From the years 1947 to 1959, three different men began "completions" or "realizations" of the score: the American Clinton Carpenter, and the Englishmen Joe Wheeler and Deryck Cooke. None were aware of the others’ work on the manuscript until the BBC broadcast a performance of Cooke’s version for the Mahler Centenary in 1960. Alma Mahler was outraged by the performance and put a ban on further performances or publications of the score that lasted for more than two years.

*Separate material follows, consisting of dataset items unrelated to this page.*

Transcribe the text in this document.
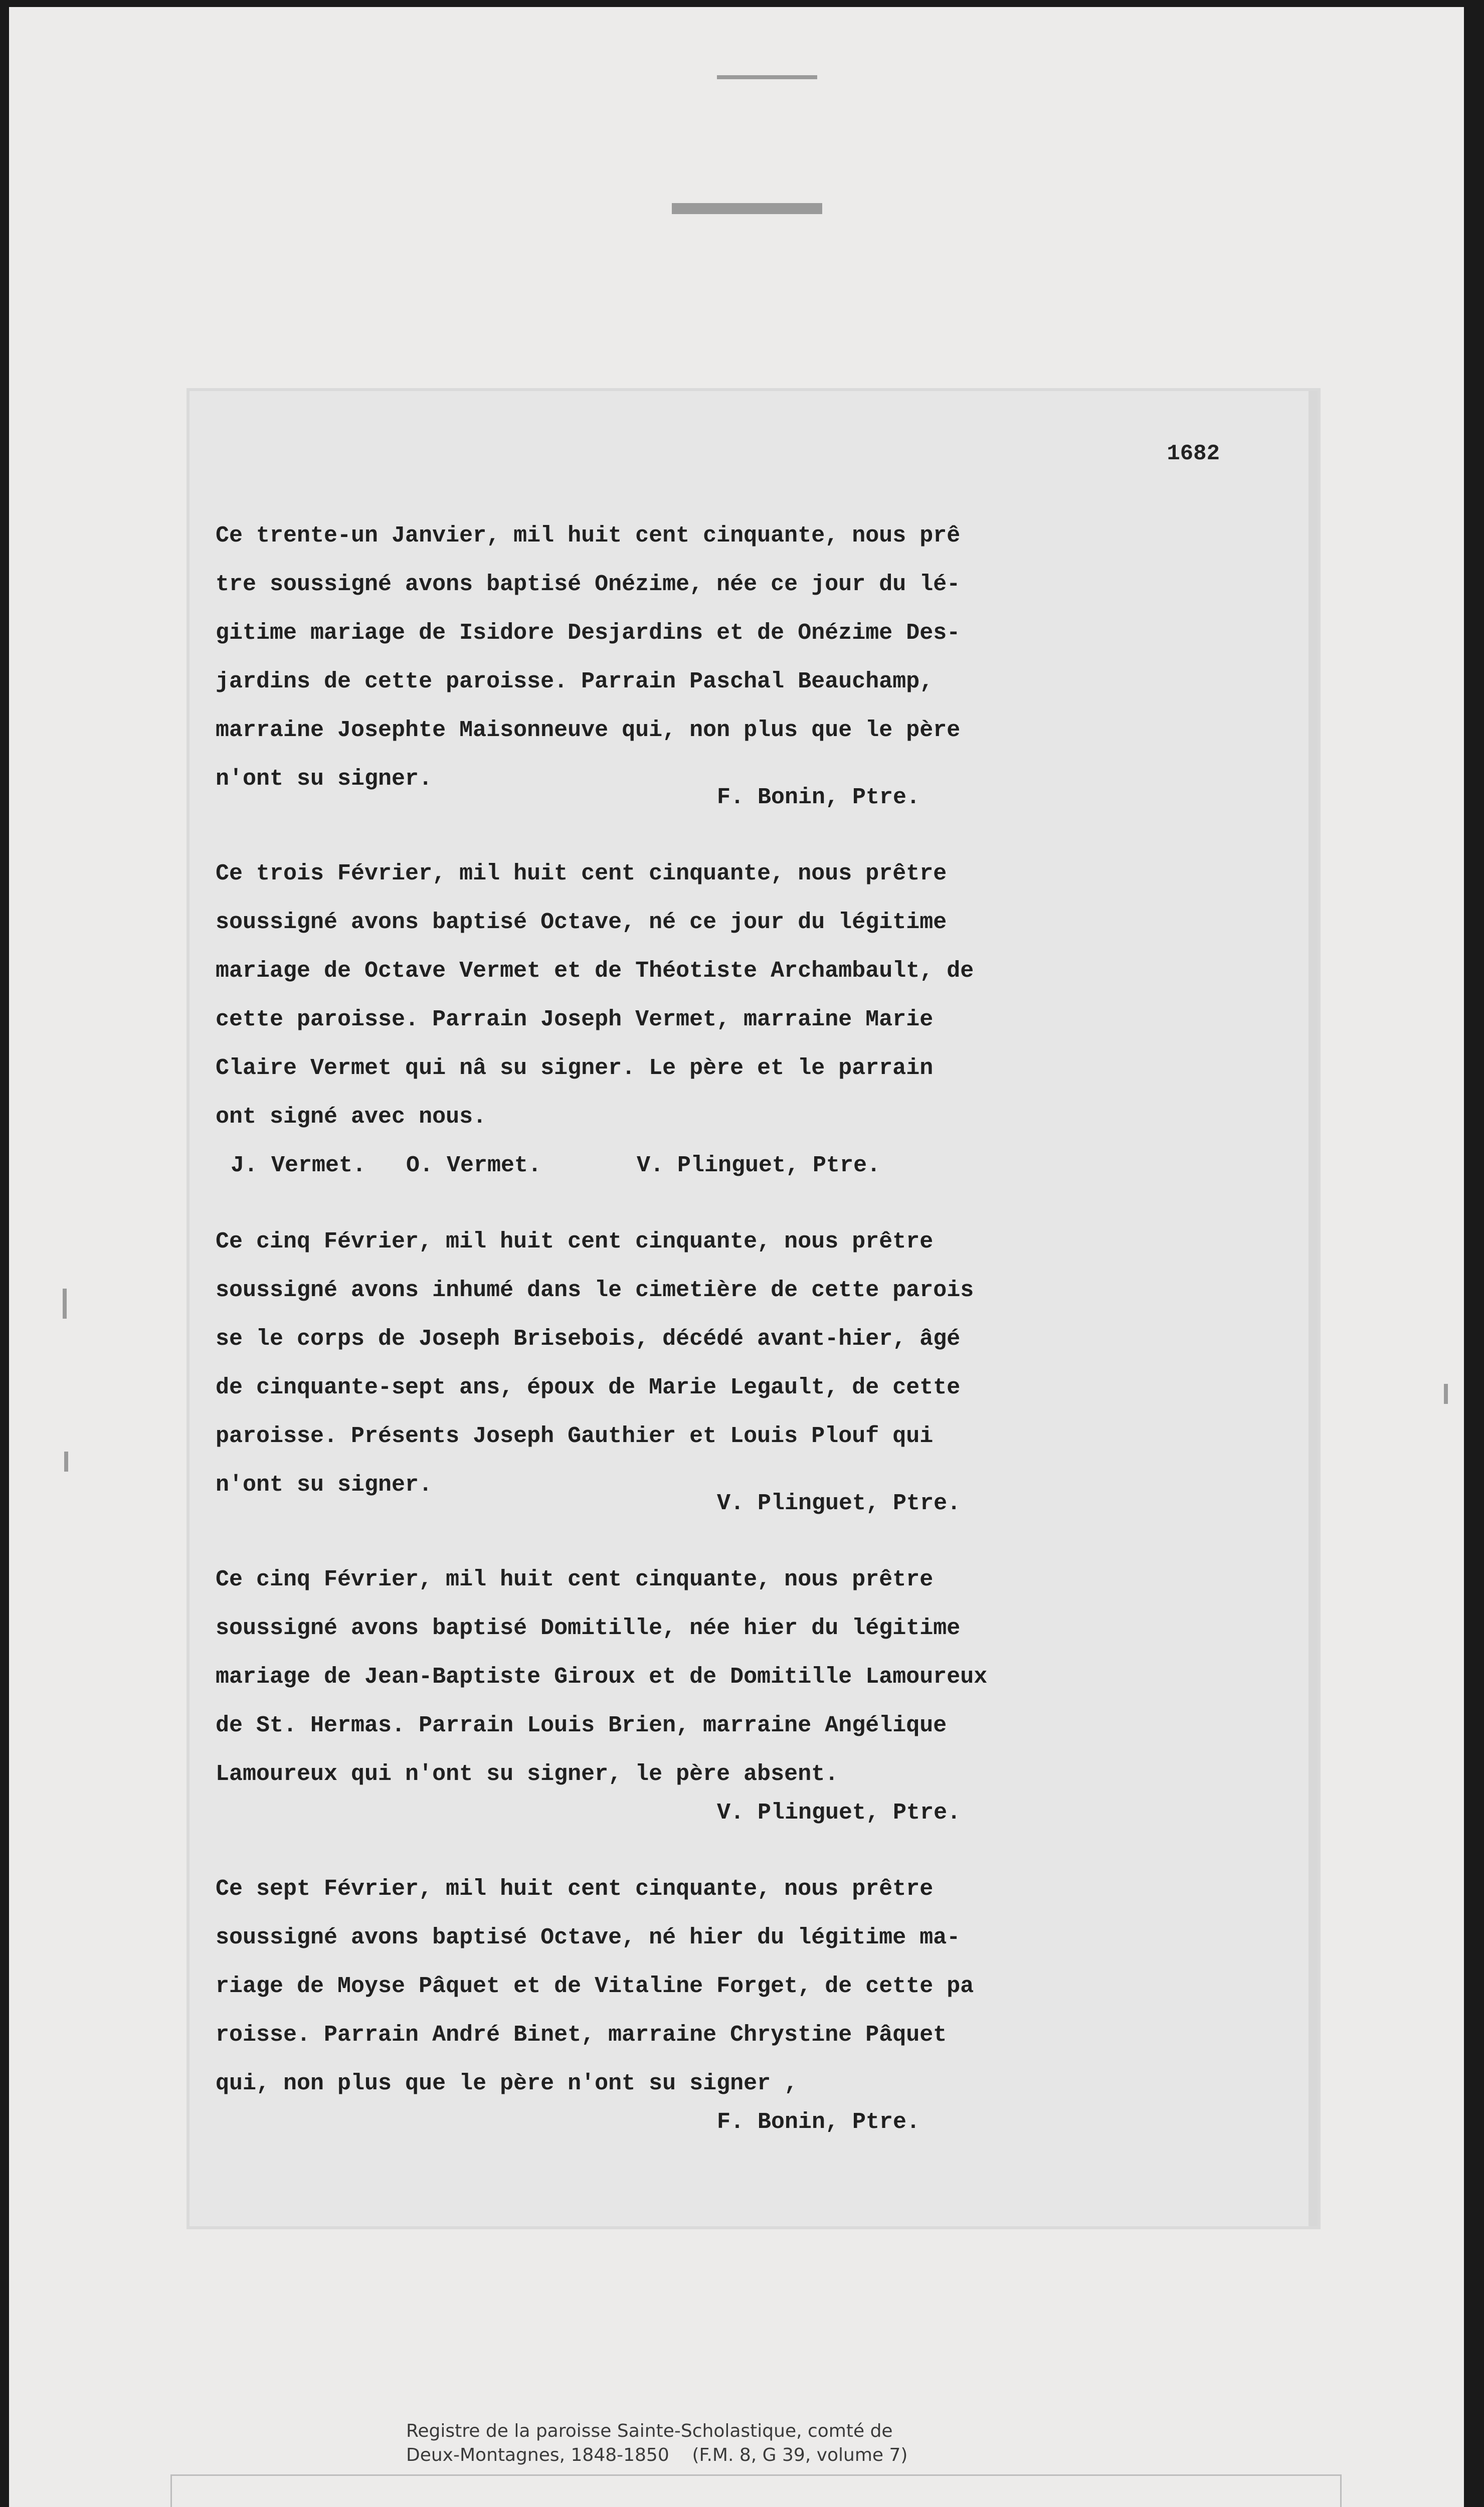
1682
Ce trente-un Janvier, mil huit cent cinquante, nous prê
tre soussigné avons baptisé Onézime, née ce jour du lé-
gitime mariage de Isidore Desjardins et de Onézime Des-
jardins de cette paroisse. Parrain Paschal Beauchamp,
marraine Josephte Maisonneuve qui, non plus que le père
n'ont su signer.
F. Bonin, Ptre.
Ce trois Février, mil huit cent cinquante, nous prêtre
soussigné avons baptisé Octave, né ce jour du légitime
mariage de Octave Vermet et de Théotiste Archambault, de
cette paroisse. Parrain Joseph Vermet, marraine Marie
Claire Vermet qui nâ su signer. Le père et le parrain
ont signé avec nous.
J. Vermet.	O. Vermet.	V. Plinguet, Ptre.
Ce cinq Février, mil huit cent cinquante, nous prêtre
soussigné avons inhumé dans le cimetière de cette parois
se le corps de Joseph Brisebois, décédé avant-hier, âgé
de cinquante-sept ans, époux de Marie Legault, de cette
paroisse. Présents Joseph Gauthier et Louis Plouf qui
n'ont su signer.
V. Plinguet, Ptre.
Ce cinq Février, mil huit cent cinquante, nous prêtre
soussigné avons baptisé Domitille, née hier du légitime
mariage de Jean-Baptiste Giroux et de Domitille Lamoureux
de St. Hermas. Parrain Louis Brien, marraine Angélique
Lamoureux qui n'ont su signer, le père absent.
V. Plinguet, Ptre.
Ce sept Février, mil huit cent cinquante, nous prêtre
soussigné avons baptisé Octave, né hier du légitime ma-
riage de Moyse Pâquet et de Vitaline Forget, de cette pa
roisse. Parrain André Binet, marraine Chrystine Pâquet
qui, non plus que le père n'ont su signer ,
F. Bonin, Ptre.
Registre de la paroisse Sainte-Scholastique, comté de
Deux-Montagnes, 1848-1850    (F.M. 8, G 39, volume 7)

Remo Mazzetti’s first performing edition of the Mahler 10th Symphony was begun in 1983 and premiered in 1989, but after he at last heard a full 1997 performance of the work in the Wheeler edition (begun in 1953), Mazzetti became dissatisfied with his own edition and began to revise it. The new revised edition was premiered in performance by Jesus Lopez-Cobos in Barcelona in 1999, and in the United States, with the Cincinnati Symphony, on February 4th and 5th, 2000. Telarc recorded the performances immediately following the American premiere. Mazzetti remarked, after hearing the performances, "I really believe I got things right this time."
Maestro Lopez-Cobos, in his final season as Music Director of the Cincinnati Symphony, will end his tenure there with a major European concert tour. Launched by a concert at New York’s Carnegie Hall on January 22, 2001, the orchestra will perform five concerts in Spain, four in Germany, and three concerts in Poland, from January 25 to February 13. This is the orchestra’s first major tour of Europe since 1995.
Upcoming recording projects with Lopez-Cobos and the CSO include the release of the Rachmaninoff Second Symphony and the Vocalise in March of 2001, and the Shostakovich Symphonies No. 1 and No. 15, in the summer of 2001.